Support full pre-packing of matrices A and/or B
Provide functionality to pre-pack entire matrices (A or B), which can then be passed into the framework and computed upon while bypassing the traditional matrix packing stages. This will require changes to the packing code, and perhaps the obj_t to support the more complicated indexing needed to store a fully-packed matrix, as well as the internal back-ends to ensure that the packing nodes of the control tree are skipped during computation.
Hi FIeld, I find this a good optimization idea, with two considerations :
-
If we pack out-of-place, i.e malloc new buffer and pack the entire matrix to it, we can do it under-the-hood but it will consume more memory and may turns out impossible on some platforms.
-
If we pack in-place, we should give user the choice to allow BLIS overiding his/her input matrices, because (s)he may need them after to do other things. Who knows ?
I think about extending the type trans_t so that user can choose the appropriate option :
- BLIS_?_TRANSPOSE_PREPACK_OUT_PLACE
- BLIS_?_TRANSPOSE_PREPACK_IN_PLACE
If I understand @fgvanzee's intentions correctly, the idea is to have a separate prepack function(s) so that one could do something like:
double* fixed_A = ...;
double* packed_A = ...;
double** Bs = ...;
double** Cs = ...;
bli_hypothetical_prepack_A(..., fixed_A, packed_A);
for (int i = 0;i < N;i++)
{
bli_dgemm(..., packed_A, ..., Bs[i], .... Cs[i]);
}
and so avoid the repeated cost of packing A. @hominhquan: of course, prepacking the entire matrix during a single operation may also be useful, as it also avoids some packing cost (except when the matrix is too large for the LLC), but due to the interface issues that you mention I think this is not the primary goal. Is this second use case important to you? If so perhaps we could reevaluate how this might work.
I should also mention that the above example is logically a tensor contraction (A is 2-D, B and C are 3-D). You can also avoid the cost of repeatedly packing A (up to the point where B overruns nc) by doing this as a single operation a la TBLIS.
FYI Intel MKL has this functionality already. You can call xgemm_pack(...) to pack matrices and then xgemm_compute(...) to compute with them.
It might be nice to export the same interface that MKL does.
Documentation below: https://software.intel.com/en-us/mkl-developer-reference-fortran-gemm-compute https://software.intel.com/en-us/mkl-developer-reference-fortran-gemm-pack
OK, I didn't understand it as a separate function in API. When it is a separate function like on MKL, I agree that it will be useful to user.
And I do not have special need of the second use-case with TRANSPOSE, for the moment.

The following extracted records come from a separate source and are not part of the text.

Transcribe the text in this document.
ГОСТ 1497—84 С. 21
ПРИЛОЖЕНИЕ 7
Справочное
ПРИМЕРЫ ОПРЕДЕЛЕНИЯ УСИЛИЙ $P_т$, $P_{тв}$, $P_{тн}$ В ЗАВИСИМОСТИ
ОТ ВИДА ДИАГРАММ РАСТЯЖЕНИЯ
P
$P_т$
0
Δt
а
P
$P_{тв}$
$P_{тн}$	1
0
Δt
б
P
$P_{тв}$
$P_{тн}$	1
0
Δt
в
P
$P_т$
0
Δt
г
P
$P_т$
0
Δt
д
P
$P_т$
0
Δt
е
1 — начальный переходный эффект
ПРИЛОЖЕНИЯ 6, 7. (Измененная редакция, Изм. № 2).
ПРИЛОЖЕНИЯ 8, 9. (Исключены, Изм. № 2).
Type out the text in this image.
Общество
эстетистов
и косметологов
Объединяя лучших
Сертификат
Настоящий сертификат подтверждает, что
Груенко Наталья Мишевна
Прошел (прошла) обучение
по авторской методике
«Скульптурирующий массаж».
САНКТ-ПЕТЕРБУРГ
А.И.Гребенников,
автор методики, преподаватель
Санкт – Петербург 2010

Thanks for your comments, folks. I don't have any objections to including the MKL-based API in the BLAS compatibility layer, but we should definitely have native interfaces that they build upon, as is already the case with all of the other computational routines in BLIS.
(BTW, sorry for my delayed response.)
Hi @fgvanzee, Just wanted to know if anything has been done/achieved on this topic since ? I begin to be interested in this feature and am eager to get in if nothing done yet :-)
Quan
@hominhquan No, this has not yet risen to a priority level that merits my time (versus the other priorities we juggle).
Honestly, when I re-read this thread and only became more confused by the differences between various people's interpretations, and whether I properly understood those interpretations.